Historia do Irmão Do Vasco Leite  da Rua da Gabela
O saudoso e amigo “puto” Leite. Figura carismática da Escola Comercial Vicente Ferreira. Pequenote, magro, brincalhão, cativante, de sorriso permanente nos lábios, algo trocista, sempre metido em encrencas. Um hiperactivo, como se diz agora. Não havia quem nem gostasse dele.
Frequentou o Colégio dos Maristas. Naquele dia, no recreio, encontra-se na companhia de outros alunos num aceso “tremuno” (jogo de futebol). Alguém remata fortíssimo. O guarda-redes não se mexe. “O esférico” não entra, nem bate na trave. Acerta num padre que ia a passar e que retém a bola. Leite destaca-se do grupo. Dirige-se ao padre e pede-a educadamente. Apresenta desculpas. A meio do sermão, acompanhado de um sorriso sacaninha nos lábios, o padre dá-lhe uma violenta bofetada, saca de um canivete e retalha a bola. Pequenino, franzino, mas de fibra, o puto Leite apanha a primeira pedra que lhe vem à mão e atira à cabeça do padre. É expulso dos Maristas.
O pai toma medidas extremas. Coloca-o no Colégio da Mocidade Portuguesa, na cidade de Sá da Bandeira. È uma instituição de referência para meninos mal comportados. O director, o célebre professor Portugal, é um criativo em métodos vigorosos: muitas reguadas, alunos de joelhos com as mãos por baixo dos mesmos e outros mimos de avançada pedagogia aplicada. O Leite é interno. A Camarata é no 1º andar. Coisa pouca. Desde a primeira noite o Leite sai e entra quando quer. Regressa sempre antes de a aurora começar a despontar. Trepa pelos lençóis que servem de corda. Antes de se deitar, se está nos seus dias e para acabar a noite em grande, ainda despeja água para cima de alguns colegas que estão a dormir. Encrencas, sessões de pugilato. Quinze dias depois é expulso novamente.
Vem para Luanda, para a Vicente Ferreira. Faça-se aqui um esclarecimento: o puto Leite é um bom miúdo, capaz de tirar a camisa para ajudar um amigo, um pobre ou seja lá quem for. Se briga muito é porque é muito brincalhão, amigo de pregar partidas e os outros, quando olham para ele, vêem nele uma presa fácil. Enganam-se, é um duro. Chegou a treinar halterofilismo para ganhar alguma massa corporal e mais músculos para melhor enfrentar os matulões. Sem sucesso, ficou sempre franzino. É, imagine-se, é um aluno acima da média, mas pouco aplicado. Não precisa de estudar para ter boas notas...
Já fez o curso comercial e a Secção Preparatória. Frequenta o Instituto Comercial quando é chamado para a tropa.
Faz o Curso de Sargentos Milicianos. Foi, entretanto, seleccionado para os Comandos, sendo um dos melhores classificados no curso. Em 1968 a coluna militar em que seguia é obrigada a parar numa picada estreita devido a uma manada de gado ali estacionada. É uma emboscada. Uma granada estoura a poucos metros da sua cabeça. Sobrevive, ainda, seis horas antes de fechar para sempre os seus lindos olhos azuis.
Para ti, puto Leite, os nossos agradecimentos pelos momentos únicos que nos proporcionaste e pela sorte que tive em conviver contigo. Vê lá se agora descansas em paz.

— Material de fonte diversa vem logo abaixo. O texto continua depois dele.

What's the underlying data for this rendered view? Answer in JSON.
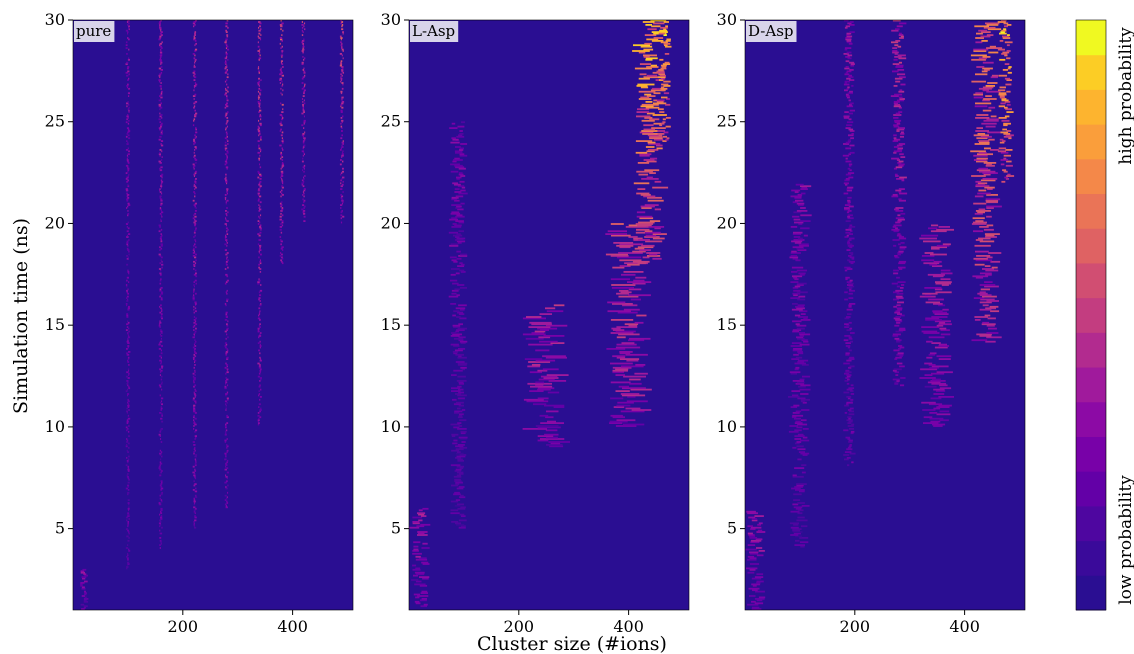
{
  "chart_data": {
    "type": "heatmap",
    "xlabel": "Cluster size (#ions)",
    "ylabel": "Simulation time (ns)",
    "xlim": [
      0,
      510
    ],
    "ylim": [
      1,
      30
    ],
    "x_ticks": [
      200,
      400
    ],
    "y_ticks": [
      5,
      10,
      15,
      20,
      25,
      30
    ],
    "panels": [
      {
        "label": "pure",
        "ridges": [
          {
            "x": 20,
            "t0": 1,
            "t1": 3,
            "w": 6,
            "amp": 0.35
          },
          {
            "x": 100,
            "t0": 3,
            "t1": 30,
            "w": 3,
            "amp": 0.35
          },
          {
            "x": 160,
            "t0": 4,
            "t1": 30,
            "w": 3,
            "amp": 0.4
          },
          {
            "x": 222,
            "t0": 5,
            "t1": 30,
            "w": 3,
            "amp": 0.45
          },
          {
            "x": 280,
            "t0": 6,
            "t1": 30,
            "w": 3,
            "amp": 0.45
          },
          {
            "x": 340,
            "t0": 10,
            "t1": 30,
            "w": 3,
            "amp": 0.5
          },
          {
            "x": 380,
            "t0": 18,
            "t1": 30,
            "w": 3,
            "amp": 0.55
          },
          {
            "x": 420,
            "t0": 20,
            "t1": 30,
            "w": 3,
            "amp": 0.5
          },
          {
            "x": 490,
            "t0": 20,
            "t1": 30,
            "w": 3,
            "amp": 0.55
          }
        ]
      },
      {
        "label": "L-Asp",
        "ridges": [
          {
            "x": 20,
            "t0": 1,
            "t1": 6,
            "w": 14,
            "amp": 0.4
          },
          {
            "x": 90,
            "t0": 5,
            "t1": 25,
            "w": 12,
            "amp": 0.3
          },
          {
            "x": 250,
            "t0": 9,
            "t1": 16,
            "w": 30,
            "amp": 0.45
          },
          {
            "x": 400,
            "t0": 10,
            "t1": 20,
            "w": 30,
            "amp": 0.55
          },
          {
            "x": 440,
            "t0": 18,
            "t1": 30,
            "w": 22,
            "amp": 0.85
          },
          {
            "x": 465,
            "t0": 24,
            "t1": 30,
            "w": 10,
            "amp": 0.95
          }
        ]
      },
      {
        "label": "D-Asp",
        "ridges": [
          {
            "x": 20,
            "t0": 1,
            "t1": 6,
            "w": 14,
            "amp": 0.4
          },
          {
            "x": 100,
            "t0": 4,
            "t1": 22,
            "w": 14,
            "amp": 0.32
          },
          {
            "x": 190,
            "t0": 8,
            "t1": 30,
            "w": 8,
            "amp": 0.35
          },
          {
            "x": 280,
            "t0": 12,
            "t1": 30,
            "w": 10,
            "amp": 0.45
          },
          {
            "x": 350,
            "t0": 10,
            "t1": 20,
            "w": 22,
            "amp": 0.45
          },
          {
            "x": 440,
            "t0": 14,
            "t1": 30,
            "w": 20,
            "amp": 0.7
          },
          {
            "x": 475,
            "t0": 22,
            "t1": 30,
            "w": 10,
            "amp": 0.9
          }
        ]
      }
    ],
    "colorbar": {
      "low_label": "low probability",
      "high_label": "high probability",
      "colors": [
        "#2a0e92",
        "#3a0a9a",
        "#4e06a0",
        "#6300a7",
        "#7801a8",
        "#8c0aa5",
        "#a01a9c",
        "#b22b8f",
        "#c33d80",
        "#d14e72",
        "#df6263",
        "#ea7457",
        "#f48849",
        "#fa9e3b",
        "#fdb42f",
        "#fccd25",
        "#f0f921"
      ],
      "background": "#2a0e92"
    }
  }
}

História do Eduardo da rua de Vila Viçosa


Dia de Natal do ano de 1968. Oito horas. Manhã linda de Verão. Eduardo, como muitos outros miúdos – era o costume  já andava na rua a mostrar os brinquedos que recebera do Pai Natal. Uma impressionante frota de três carros “Dinky Toys”, a e um espectacular “Corgi Toys”. O que mais chamava a atenção era o “charuto” de corridas, um Ferrari com o número 36.

No passeio negro, já se traçou a giz uma pista de corridas, com curvas apertadas, rectas valentes, boxes, meta e outras minudências. A corrida já vai na terceira volta e o Ferrari lidera confortavelmente. A prova é interrompida pela aparição súbita do Toninho, rapaz coradinho, de óculos de lentes muito grossas. Ostenta uma reluzente espingarda de pressão de ar. Nem queriam acreditar: uma “Dyana” novinha, calibre 22, que o tio do puto marcial tinha trazido da metrópole. Foi o desânimo geral entre os amantes da velocidade. Os carros de corrida passaram de imediato a serem desinteressantes. Até o Ferrari encolheu do nº. 36 para o nº. 30...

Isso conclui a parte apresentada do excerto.